The new day was cool, filled with the sound of birds. The sun rose quickly, and in a single leap was above the horizon. The earth was covered with gold, with warmth. In the morning, sky and sea were spattered with dancing patches of blue and yellow light. A light breeze had risen, and through the window a breath of salt air cooled Mersault's hands. At noon the wind dropped, the day split open like ripe frui
t and trickled down the face of the world, a warm and choking juice in a sudden concert of cicadas. The sea was covered with this golden juice, a sheet of oil upon the water, and gave back to the sun-crushed earth a warm, softening breath which
released odors of wormwood, rosemary, and hot stone. From his bed, Mersault received that impact, that offering, and he opened his eyes on the huge, curved, glistening sea irradiated with the smiles of his gods. Suddenly he realized he was sitting on his bed, and that Lucienne's face was very close to his. Slowly, as though it came from his stomach, there rose inside him a stone which approached his throat. He breathed faster and faster, higher and higher.
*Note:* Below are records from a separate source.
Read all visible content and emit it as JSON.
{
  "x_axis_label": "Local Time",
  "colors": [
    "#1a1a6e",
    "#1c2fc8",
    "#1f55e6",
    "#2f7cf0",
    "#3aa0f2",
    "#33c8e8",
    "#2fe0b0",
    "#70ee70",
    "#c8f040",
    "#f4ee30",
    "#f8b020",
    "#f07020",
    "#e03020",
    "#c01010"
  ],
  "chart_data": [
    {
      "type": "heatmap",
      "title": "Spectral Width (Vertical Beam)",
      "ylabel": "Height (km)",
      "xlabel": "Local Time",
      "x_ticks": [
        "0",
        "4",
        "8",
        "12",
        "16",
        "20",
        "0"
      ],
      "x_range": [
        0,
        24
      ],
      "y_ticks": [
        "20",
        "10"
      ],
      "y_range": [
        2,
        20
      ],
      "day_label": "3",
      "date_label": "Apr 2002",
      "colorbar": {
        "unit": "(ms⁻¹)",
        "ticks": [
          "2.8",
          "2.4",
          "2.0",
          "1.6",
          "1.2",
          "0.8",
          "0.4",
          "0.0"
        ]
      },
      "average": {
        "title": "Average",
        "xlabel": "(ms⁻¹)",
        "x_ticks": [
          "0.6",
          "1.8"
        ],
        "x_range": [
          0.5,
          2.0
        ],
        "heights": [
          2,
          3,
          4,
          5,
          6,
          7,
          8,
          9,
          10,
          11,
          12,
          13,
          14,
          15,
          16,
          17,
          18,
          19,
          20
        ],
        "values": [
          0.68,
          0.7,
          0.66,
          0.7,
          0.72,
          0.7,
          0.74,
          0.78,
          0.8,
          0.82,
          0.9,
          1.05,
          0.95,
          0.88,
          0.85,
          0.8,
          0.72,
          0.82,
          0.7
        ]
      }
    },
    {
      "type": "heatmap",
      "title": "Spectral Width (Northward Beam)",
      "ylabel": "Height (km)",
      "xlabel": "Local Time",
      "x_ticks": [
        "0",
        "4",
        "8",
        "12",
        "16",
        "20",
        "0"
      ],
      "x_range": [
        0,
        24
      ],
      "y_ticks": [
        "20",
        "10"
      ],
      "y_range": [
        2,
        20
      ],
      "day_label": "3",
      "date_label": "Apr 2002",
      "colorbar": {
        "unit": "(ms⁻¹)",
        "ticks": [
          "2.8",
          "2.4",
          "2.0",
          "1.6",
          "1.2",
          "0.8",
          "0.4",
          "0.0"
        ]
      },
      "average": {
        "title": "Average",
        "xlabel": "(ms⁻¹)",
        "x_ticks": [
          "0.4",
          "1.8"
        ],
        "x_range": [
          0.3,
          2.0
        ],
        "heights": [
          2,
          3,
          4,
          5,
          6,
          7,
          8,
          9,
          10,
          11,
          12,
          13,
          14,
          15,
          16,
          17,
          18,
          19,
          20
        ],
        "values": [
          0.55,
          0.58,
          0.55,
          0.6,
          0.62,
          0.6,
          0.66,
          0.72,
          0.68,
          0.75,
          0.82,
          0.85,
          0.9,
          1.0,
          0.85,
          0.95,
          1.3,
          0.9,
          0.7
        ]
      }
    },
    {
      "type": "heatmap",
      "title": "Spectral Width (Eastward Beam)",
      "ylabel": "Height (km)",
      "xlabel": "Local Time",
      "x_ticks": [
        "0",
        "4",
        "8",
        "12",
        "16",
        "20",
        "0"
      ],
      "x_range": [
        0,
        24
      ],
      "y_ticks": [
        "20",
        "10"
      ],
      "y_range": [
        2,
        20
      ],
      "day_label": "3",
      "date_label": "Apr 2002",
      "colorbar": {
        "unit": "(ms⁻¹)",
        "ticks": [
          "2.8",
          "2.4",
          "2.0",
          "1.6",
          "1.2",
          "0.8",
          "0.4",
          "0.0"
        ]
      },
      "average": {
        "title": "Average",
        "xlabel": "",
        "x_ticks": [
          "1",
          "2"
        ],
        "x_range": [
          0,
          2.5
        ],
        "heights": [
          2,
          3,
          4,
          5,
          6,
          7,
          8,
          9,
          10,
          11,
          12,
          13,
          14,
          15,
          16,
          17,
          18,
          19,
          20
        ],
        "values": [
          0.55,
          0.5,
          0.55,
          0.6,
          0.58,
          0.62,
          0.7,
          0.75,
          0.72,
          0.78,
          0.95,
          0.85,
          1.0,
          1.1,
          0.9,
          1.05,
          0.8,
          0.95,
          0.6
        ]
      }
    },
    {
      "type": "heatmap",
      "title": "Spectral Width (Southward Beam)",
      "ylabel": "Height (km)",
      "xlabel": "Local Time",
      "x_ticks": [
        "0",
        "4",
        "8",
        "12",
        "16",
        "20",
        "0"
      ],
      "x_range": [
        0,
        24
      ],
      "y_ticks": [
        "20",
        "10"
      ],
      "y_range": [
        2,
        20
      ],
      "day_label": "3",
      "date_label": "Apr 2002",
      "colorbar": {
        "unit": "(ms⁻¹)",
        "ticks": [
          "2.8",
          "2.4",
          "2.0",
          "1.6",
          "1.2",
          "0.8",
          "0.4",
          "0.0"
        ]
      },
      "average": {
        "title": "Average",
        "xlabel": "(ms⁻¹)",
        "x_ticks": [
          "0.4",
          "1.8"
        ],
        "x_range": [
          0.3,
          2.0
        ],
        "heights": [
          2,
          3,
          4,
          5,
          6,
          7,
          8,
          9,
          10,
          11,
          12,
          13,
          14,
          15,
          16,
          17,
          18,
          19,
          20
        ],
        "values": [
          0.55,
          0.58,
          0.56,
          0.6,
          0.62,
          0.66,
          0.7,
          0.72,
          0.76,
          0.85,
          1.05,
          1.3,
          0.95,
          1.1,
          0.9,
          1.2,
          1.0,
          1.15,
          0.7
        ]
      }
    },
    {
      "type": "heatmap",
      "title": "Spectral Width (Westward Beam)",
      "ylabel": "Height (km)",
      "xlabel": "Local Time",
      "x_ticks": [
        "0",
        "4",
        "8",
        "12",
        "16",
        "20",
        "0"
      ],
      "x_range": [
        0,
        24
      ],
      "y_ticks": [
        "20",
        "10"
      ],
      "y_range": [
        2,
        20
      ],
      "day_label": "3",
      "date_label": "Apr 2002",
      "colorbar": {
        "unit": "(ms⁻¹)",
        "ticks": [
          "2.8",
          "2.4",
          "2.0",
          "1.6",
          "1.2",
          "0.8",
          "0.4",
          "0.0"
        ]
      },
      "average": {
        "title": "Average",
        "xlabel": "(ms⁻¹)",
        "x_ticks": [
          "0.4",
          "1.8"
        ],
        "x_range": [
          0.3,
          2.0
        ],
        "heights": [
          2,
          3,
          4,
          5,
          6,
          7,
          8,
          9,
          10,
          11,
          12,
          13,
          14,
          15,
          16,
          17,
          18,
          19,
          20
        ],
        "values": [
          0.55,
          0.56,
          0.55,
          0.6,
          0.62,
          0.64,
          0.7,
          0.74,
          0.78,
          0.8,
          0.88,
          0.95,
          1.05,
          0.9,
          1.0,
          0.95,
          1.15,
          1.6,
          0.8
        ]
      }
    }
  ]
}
He looked at Lucienne. He smiled without wincing, and this smile too came from inside himself. He threw himself back on the bed, and felt the slow ascent within him. He looked at Lucienne's swollen lips and, behind her, the smile of the earth. He looked at them with the same eyes, the same desire.
"In a minute, in a second," he thought. The ascent stopped. And stone among the stones, he returned in the joy of his heart to the truth of the motionless worlds.
Afterword
A Happy Death draws on memories of Belcourt, the workingmen's district where Camus spent his childhood, as well as of his job at the maritime commission, his travels in central Europe in the summer of 1936, in Italy in 1936 and 1937, his sanatorium experiences, and his life in the Fichu house, or the "House above the World," where he lived in November 1936. One reads also episodes in his love life—his two years of marriage with Simone Hie and the break with her, after a stormy scene in Salzburg. Another female figure, difficult to identify, plays an important role in the book. Several more specific questions remain that biographical research may someday answer: Who was Lucienne? Roland Zagreus? Doctor Bernard? etc. For the time being, it seems more useful to sketch a literary genesis than to establish a point-by-point correspondence between a novel and a life.